Ashura unites Shia and Sunni Muslims

Starting today, Sunni and Shia Muslims will celebrate Ashura which marks the death of Prophet Mohammad's grandson, Imam Hussein, an event that led to the schism between Shias and Sunnis.

Ashura unites Shia and Sunni Muslims

Many ministries and institutions throughout the Muslim world will remain closed on Monday in celebration of the occasion of Ashura, which means "10th," as it is on the 10th day of Muharram, and celebrated on the both the ninth and tenth days of Muharram, the first month of the Islamic years.

Following the death of Prophet Muhammad (Peace Be Upon Him), a schism developed within the Muslim community at that time as it was trying to choose who will succeed the Holy Prophet in leading the Muslim nation.

This marked the beginning of the historical split between Sunni and Shia Muslims.

In the year 680 A.D. Imam Hussein, the grandson of the Prophet Muhammad, was murdered during a battle against the ruling Caliph -- on the 10th day of Muharram ('Ashura) in Karbala (modern-day Iraq), now considered the most important religious site for Shia Muslims.

Up until today, Muslims, both, Shia and Sunnis observe the day.

But Sunni Muslims' celebration of the occasion differs from that of the Shias, some of whom recall the sad killing of the Imam by beating and flogging themselves in parades, to express their grief.

But contrary to the widespread misconception about the split between the Sunnis and Shias, both sects agree on the core fundamentals of Islam - the Five Pillars.

In 1959 Sheikh Mahmoud Shaltoot, Head of the School of Theology at Al Azhar university in Cairo, the most reputable seat of learning of Sunni Islam and the oldest university in the world, issued a fatwa (ruling) recognizing the legitimacy of the Jafari School of Law to which most Shias belong, according to Islamfortoday.com.

This demonstrates the mutual respect between the Sunni and Shia sects in Islam.

The Jafari School is named after its founder Imam Jafar Al Sidiq who was a direct descendent through two different lines of the Sunni Caliph Abu Bakr.
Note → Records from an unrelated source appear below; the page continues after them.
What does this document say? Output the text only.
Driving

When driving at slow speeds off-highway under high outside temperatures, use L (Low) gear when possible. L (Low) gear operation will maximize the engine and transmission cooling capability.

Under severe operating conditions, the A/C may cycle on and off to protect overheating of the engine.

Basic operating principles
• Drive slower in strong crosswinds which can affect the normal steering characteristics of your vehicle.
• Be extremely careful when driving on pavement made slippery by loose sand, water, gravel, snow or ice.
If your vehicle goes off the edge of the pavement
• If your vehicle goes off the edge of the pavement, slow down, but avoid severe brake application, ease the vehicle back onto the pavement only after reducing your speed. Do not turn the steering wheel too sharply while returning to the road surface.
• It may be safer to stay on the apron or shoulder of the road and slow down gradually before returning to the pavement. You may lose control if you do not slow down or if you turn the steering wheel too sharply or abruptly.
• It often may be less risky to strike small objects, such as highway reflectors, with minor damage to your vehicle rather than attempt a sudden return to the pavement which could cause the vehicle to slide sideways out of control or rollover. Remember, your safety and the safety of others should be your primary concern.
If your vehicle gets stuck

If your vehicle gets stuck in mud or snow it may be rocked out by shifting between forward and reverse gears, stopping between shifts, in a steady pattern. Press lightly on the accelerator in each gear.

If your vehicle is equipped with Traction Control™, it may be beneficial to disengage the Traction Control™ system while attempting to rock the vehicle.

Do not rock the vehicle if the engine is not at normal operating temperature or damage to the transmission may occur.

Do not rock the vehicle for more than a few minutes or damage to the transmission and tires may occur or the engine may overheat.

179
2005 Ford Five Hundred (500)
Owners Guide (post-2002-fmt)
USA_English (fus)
And Al Azhar University, though now Sunni, was actually founded by the Shia Fatimid dynasty in 969CE.



It is important to know that Islam does not require a Muslim to follow a certain school of thought, or Madh'hab. On the contrary, each Muslim has the right to follow one of the schools of thought which has been correctly narrated and its verdicts have been compiled in its books. Also any Muslim who is following such Madh'hab [schools of thought] can transfer to another school, and there shall be no crime on him for doing so.